Oslo, June 25 -- The Chinese aluminum market is facing a 1.26 million mt surplus in 2010 that should lead to production cutbacks in the second half of the year, according to estimates by China Minmetals.
"Personally I don't think the Chinese domestic market could absorb such a big surplus for a second year," Wang Feihong, senior analyst at China Minmetals Non-Ferrous Metals Co, said Wednesday.
"The calculation means that we would see a production cutback in the second half of this year. That's just my personal prediction," he said.
Speaking at CRU's 15th world aluminum conference in Oslo, Wang said he expected that the 1.26 million mt surplus faced by the country's aluminum market would occur despite a strong growth rate in aluminum consumption forecast this year.

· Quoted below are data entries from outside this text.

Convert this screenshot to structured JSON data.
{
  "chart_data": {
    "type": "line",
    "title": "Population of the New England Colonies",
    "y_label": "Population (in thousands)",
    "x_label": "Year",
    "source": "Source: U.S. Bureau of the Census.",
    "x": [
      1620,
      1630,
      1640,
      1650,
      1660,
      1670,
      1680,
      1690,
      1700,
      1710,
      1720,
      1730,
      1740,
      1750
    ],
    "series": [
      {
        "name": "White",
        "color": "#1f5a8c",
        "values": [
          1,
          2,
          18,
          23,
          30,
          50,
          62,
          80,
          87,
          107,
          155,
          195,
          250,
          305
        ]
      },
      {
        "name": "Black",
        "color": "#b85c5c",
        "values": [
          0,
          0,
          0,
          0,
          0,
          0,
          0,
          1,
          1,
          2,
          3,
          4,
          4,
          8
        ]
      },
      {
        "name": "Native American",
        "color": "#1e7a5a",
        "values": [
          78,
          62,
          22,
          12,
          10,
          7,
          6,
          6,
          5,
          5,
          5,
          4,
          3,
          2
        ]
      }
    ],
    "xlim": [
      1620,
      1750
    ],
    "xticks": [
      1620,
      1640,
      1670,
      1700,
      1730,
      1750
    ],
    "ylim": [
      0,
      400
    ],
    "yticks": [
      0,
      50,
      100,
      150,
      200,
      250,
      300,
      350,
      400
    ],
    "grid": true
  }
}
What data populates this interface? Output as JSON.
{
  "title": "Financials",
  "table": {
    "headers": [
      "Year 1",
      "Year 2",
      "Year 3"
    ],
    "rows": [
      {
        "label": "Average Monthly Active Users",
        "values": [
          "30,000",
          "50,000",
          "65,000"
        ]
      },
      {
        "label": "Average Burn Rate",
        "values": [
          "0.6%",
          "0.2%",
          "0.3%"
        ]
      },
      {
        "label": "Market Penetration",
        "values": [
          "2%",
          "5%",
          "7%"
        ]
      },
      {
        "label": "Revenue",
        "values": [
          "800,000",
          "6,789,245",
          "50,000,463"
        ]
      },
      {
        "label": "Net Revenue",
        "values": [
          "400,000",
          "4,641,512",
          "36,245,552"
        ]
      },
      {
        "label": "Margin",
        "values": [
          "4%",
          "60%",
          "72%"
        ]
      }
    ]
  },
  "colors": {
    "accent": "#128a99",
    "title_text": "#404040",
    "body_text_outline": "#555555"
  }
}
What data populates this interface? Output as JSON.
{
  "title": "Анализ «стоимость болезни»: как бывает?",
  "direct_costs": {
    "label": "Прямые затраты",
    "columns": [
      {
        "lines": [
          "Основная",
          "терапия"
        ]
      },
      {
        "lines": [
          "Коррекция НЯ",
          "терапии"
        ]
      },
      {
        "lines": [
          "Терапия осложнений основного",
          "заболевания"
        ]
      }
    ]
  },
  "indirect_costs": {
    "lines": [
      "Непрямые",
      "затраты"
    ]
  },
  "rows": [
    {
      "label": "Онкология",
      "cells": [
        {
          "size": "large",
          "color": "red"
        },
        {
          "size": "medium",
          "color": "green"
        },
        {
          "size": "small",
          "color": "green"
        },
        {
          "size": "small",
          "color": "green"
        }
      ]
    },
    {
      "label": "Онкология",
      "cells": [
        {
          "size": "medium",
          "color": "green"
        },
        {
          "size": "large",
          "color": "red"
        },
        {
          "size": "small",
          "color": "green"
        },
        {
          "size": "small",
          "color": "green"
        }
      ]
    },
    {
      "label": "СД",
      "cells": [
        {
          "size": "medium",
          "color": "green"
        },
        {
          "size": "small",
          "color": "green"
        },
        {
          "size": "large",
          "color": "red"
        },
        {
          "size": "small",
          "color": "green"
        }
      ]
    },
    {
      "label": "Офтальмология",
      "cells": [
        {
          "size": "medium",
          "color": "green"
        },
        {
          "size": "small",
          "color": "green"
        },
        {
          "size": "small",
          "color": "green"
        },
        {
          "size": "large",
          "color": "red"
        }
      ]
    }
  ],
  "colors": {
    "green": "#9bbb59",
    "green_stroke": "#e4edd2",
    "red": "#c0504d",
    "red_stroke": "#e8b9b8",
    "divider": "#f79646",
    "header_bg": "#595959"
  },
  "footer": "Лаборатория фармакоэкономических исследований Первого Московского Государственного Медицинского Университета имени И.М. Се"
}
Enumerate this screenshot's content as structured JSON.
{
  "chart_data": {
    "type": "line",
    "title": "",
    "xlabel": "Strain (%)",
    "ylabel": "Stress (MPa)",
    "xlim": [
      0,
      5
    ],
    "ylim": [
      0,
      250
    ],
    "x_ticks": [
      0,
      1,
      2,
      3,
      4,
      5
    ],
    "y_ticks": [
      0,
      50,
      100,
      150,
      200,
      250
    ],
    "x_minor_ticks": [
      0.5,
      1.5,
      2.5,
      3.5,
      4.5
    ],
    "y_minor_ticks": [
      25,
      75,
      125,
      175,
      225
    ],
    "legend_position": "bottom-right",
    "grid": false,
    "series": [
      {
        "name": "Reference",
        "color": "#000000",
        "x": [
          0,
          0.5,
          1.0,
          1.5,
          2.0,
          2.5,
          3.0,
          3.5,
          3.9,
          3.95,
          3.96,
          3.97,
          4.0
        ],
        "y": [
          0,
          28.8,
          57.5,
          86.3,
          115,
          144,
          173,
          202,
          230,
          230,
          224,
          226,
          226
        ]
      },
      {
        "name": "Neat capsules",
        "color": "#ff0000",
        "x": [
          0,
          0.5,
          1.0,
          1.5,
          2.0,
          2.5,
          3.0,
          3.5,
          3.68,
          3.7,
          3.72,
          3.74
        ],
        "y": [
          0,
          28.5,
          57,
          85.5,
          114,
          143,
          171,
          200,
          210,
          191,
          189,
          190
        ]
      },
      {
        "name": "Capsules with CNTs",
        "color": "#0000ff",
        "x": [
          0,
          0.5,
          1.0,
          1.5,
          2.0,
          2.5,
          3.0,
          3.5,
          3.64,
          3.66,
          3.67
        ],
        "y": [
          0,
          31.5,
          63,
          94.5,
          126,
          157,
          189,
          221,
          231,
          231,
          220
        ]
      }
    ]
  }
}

The analyst said aluminum demand still looked "healthy" across all sectors in China, and Minmetals forecast an 18% growth in aluminum consumption to 16.34 million mt in 2010.
"In history, there was a strong rebound of aluminum consumption after each financial crisis. There is no exception this time," he said.
Wang pointed to a tightness in the aluminum scrap market that is contributing to primary aluminum consumption growth. He said secondary alloy producers, who usually rely on scrap, now tended to use primary aluminum and the price differential between the primary and scrap metal has been falling since early 2010.
China's primary aluminum output is forecast to grow to just above 18 million mt this year, Wang said, adding: "Definitely, we will see another great leap forward in this year for production.".
Speaking to Platts on the sidelines of the conference, Wang said that the lower aluminum price may also lead to production cutbacks.
Aluminum for three-month delivery on the London Metal Exchange closed at $1,942/mt Wednesday.
"In the Chinese domestic market, the price is even weaker than the LME, which really hurt Chinese smelters," Wang said, adding that if the lower prices are maintained at the same level for a long time, they will "squeeze the profitability of Chinese smelters and then lead to production cutbacks."